Grados bajo cero
Expresar el frío, hacer que el lector lo conciba, requiere de un ambiente lingüístico que le otorgue verosimilitud o que lo evoque. En las obras de Shakespeare está incorporado misteriosamente. T.S. Eliot y W.H. Auden tienen pasajes donde el frío es un aura.
El frío es sádico, violento y déspota. Nos obliga a someternos a él, y cobra víctimas: muertes, enfermedades. Impregna el ambiente de una incomodidad general. Golpea la cara, cambia los ánimos.
Las personas que lo padecen se ponen irascibles o deprimidos, andan rápido, evitan exponerse a la calle. La existencia pasa a ser observada desde adentro, por las ventanas o las pantallas. La amenaza está afuera y es física.
El frío provoca conversaciones. Se comentan sus secuelas, cómo afecta el dormir, de qué manera se siente al levantarse y al salir a la intemperie. Al frío se lo maldice y se ruega para que se vaya.

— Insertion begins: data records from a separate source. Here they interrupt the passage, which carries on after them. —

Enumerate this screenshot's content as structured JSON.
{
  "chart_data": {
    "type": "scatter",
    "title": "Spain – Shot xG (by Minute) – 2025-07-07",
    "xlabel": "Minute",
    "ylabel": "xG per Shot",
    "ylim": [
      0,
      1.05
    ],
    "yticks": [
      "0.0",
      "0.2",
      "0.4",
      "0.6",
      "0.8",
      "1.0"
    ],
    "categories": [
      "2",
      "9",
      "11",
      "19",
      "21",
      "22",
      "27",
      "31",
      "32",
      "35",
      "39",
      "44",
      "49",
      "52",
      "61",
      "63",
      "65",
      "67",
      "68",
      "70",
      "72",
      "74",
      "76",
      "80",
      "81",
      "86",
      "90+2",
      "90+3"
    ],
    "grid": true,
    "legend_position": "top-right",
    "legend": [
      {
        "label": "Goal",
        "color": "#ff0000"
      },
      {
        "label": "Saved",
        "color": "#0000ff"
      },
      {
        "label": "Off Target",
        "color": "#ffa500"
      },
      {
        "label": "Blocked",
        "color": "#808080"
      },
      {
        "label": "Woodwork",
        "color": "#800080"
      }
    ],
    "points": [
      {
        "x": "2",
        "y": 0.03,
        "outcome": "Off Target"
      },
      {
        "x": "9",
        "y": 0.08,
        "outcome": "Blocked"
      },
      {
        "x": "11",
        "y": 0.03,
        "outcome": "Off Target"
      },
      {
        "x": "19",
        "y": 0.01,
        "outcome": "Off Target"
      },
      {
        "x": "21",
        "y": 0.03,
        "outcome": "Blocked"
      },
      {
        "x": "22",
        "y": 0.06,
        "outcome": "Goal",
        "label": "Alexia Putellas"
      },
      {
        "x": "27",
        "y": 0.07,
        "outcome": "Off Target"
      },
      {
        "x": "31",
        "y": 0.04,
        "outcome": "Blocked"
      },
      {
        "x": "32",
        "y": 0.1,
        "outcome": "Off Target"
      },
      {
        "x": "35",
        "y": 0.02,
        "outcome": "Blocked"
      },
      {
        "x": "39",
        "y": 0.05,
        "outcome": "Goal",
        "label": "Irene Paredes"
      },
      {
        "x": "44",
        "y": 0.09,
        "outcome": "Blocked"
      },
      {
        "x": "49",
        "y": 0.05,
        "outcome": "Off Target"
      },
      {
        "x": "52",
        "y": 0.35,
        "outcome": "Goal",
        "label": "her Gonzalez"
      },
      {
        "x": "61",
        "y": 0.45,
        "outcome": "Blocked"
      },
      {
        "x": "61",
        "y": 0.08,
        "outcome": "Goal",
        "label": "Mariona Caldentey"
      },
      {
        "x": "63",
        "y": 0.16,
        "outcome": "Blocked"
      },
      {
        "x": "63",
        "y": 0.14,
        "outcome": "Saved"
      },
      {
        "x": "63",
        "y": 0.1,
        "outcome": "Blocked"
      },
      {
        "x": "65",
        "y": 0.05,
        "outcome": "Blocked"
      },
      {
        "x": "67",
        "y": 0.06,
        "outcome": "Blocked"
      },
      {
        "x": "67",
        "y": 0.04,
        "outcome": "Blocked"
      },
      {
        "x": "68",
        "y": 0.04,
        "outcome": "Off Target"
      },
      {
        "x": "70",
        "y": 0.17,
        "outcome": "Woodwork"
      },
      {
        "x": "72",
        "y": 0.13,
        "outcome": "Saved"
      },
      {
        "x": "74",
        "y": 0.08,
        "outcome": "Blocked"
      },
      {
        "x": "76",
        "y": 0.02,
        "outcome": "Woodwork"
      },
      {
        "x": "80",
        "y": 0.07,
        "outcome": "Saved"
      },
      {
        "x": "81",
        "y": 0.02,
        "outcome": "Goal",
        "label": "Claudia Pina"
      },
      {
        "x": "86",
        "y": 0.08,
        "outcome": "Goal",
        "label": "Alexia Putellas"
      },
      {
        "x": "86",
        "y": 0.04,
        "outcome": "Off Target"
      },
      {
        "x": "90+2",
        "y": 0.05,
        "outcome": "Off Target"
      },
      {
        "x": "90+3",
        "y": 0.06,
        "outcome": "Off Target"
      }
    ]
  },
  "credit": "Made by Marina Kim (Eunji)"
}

Saca al alma del cuerpo. Es insoslayable, tensa los músculos y despierta deseos infantiles: ganas de refugiarse en el calor, de no moverse de ahí y de postergar todo lo que implique sufrir. Los niños se hacen los enfermos para no ir al colegio, fingen síntomas con tal de no salir de sus camas. Los adultos mientras trabajan se quejan de los días grises y los cielos encapotados. Son actitudes de resistencia. Ejercer la procrastinación en estas circunstancias, es sano. Aunque a los dueños de la voluntad, a los responsables incólumes les pese y moleste, en ocasiones, dejar para mañana lo que se puede hacer hoy es la única estrategia para eludir al agresor invisible: el frío que invade, que se cuela por las rendijas. Algunos sienten la imperiosa necesidad de consumir sopas, guisos calientes, tomar té o mate hirviendo para compensar las condiciones térmicas. Son compensaciones menores para equilibrar el desorden que genera la falta de calor.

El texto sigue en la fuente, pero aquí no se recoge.